While the rest of the country has seen dramatic drops in train fatalities during the past 20 years — from 1,170 in 1992 to 644 in 2011 — Kansas’s numbers remain steady, about 16 per year. Douglas County has nine fatalities over than time, and Johnson County leads the state with 19.
There doesn’t seem to be a clear reason why the Kansas numbers haven’t dropped.
“Your guess is as good as mine,” said Darlene Osterhaus, director of the train-safety organization Kansas Operation Lifesaver. Since joining the organization in 2006, Osterhaus has helped coordinate hundreds of workshops across the state to increase awareness of the dangers of trains.
The two types of incidents that are not related to a train malfunction or derailment are categorized as crossing collisions, such as Snyder’s crash, and trespass incidents, when someone is struck by a train as he or she walks on the tracks, such as in NewMoon’s case.
In addition to education and trainings, adding gates and lights to intersections can help reduce incidents and fatalities, Osterhaus said, but that’s not always enough.
Some drivers will drive around gates, or, if road conditions are hazardous, might slide through intersections. Nearly 50 percent of collisions occur at intersections equipped with gates or other warning devices, she said. In Snyder’s collision, where he tried to stop but slid, gates or lights may not have made a difference.

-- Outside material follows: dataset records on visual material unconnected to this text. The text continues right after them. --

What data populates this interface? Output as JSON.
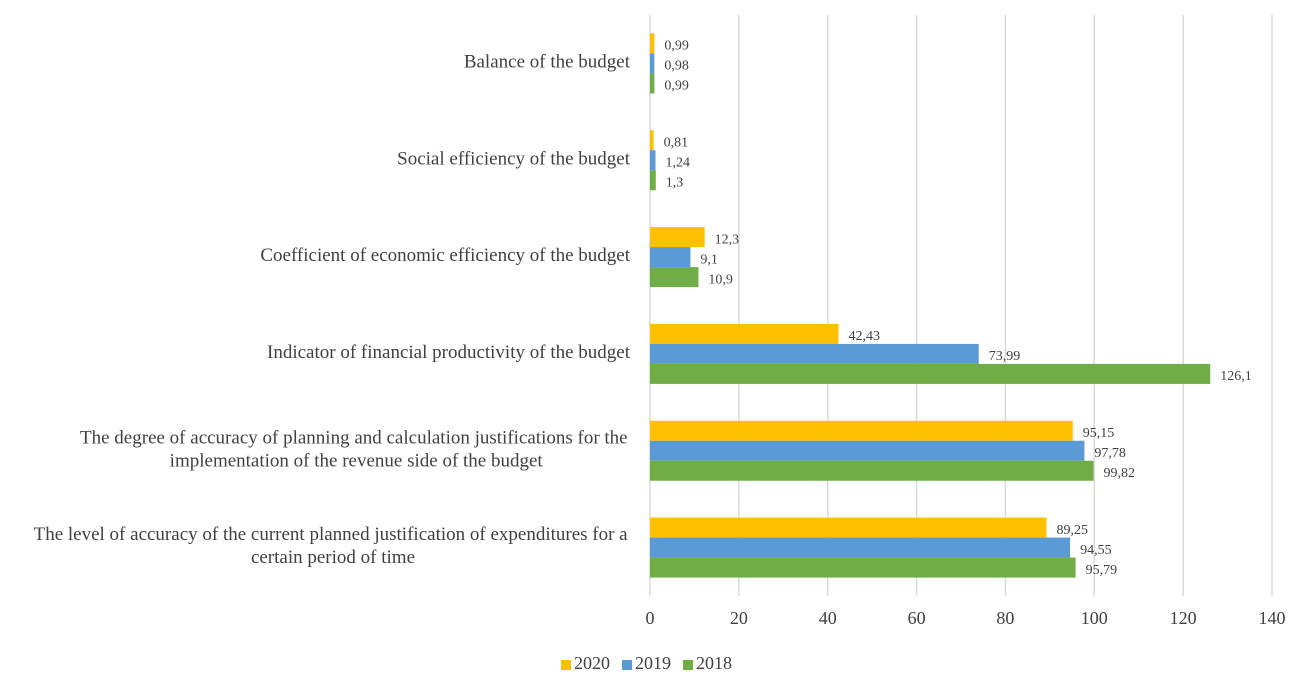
{
  "chart_data": {
    "type": "bar",
    "orientation": "horizontal",
    "categories": [
      "Balance of the budget",
      "Social efficiency of the budget",
      "Coefficient of economic efficiency of the budget",
      "Indicator of financial productivity of the budget",
      "The degree of accuracy of planning and calculation justifications for the implementation of the revenue side of the budget",
      "The level of accuracy of the current planned justification of expenditures for a certain period of time"
    ],
    "series": [
      {
        "name": "2020",
        "color": "#ffc000",
        "values": [
          0.99,
          0.81,
          12.3,
          42.43,
          95.15,
          89.25
        ],
        "value_labels": [
          "0,99",
          "0,81",
          "12,3",
          "42,43",
          "95,15",
          "89,25"
        ]
      },
      {
        "name": "2019",
        "color": "#5b9bd5",
        "values": [
          0.98,
          1.24,
          9.1,
          73.99,
          97.78,
          94.55
        ],
        "value_labels": [
          "0,98",
          "1,24",
          "9,1",
          "73,99",
          "97,78",
          "94,55"
        ]
      },
      {
        "name": "2018",
        "color": "#70ad47",
        "values": [
          0.99,
          1.3,
          10.9,
          126.1,
          99.82,
          95.79
        ],
        "value_labels": [
          "0,99",
          "1,3",
          "10,9",
          "126,1",
          "99,82",
          "95,79"
        ]
      }
    ],
    "xlim": [
      0,
      140
    ],
    "xticks": [
      0,
      20,
      40,
      60,
      80,
      100,
      120,
      140
    ],
    "grid": true,
    "legend": "bottom"
  }
}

In Kansas, about 65 percent of the roughly 5,200 train crossings are equipped only with stop signs or “crossbucks,” the white X sign with “railroad crossing” written on them, said Mitch Sothers, engineer with the Kansas Department of Transportation. Sothers helps install other warning devices, paid for with federal money. But the funding is limited, and Sothers said KDOT is only able to add warning devices to about 50 train crossings per year.
Marmie Edwards, spokeswoman for the national branch of Operation Lifesaver, said the percentage of train crossings with warning devices varies by state, from 20 percent to 50 percent. But it wouldn’t be economically feasible to place devices at all crossings nationwide, she said.
When it comes to those killed when walking on train tracks, it’s not clear how many are suicides, Edwards said, as those statistics historically were not kept. In Kansas, trespass deaths account for about a quarter of train-related fatalities.
In the nonsuicide cases, Edwards said a lack of safety awareness comes from a public perception of slow moving trains blowing their whistles and flowing through small towns at 30 or 40 mph. But with time, trains have sped up, and in a state like Kansas, they move through frequently, she said.
“The public hasn’t caught up with that,” she said. “There’s still a ways to go.”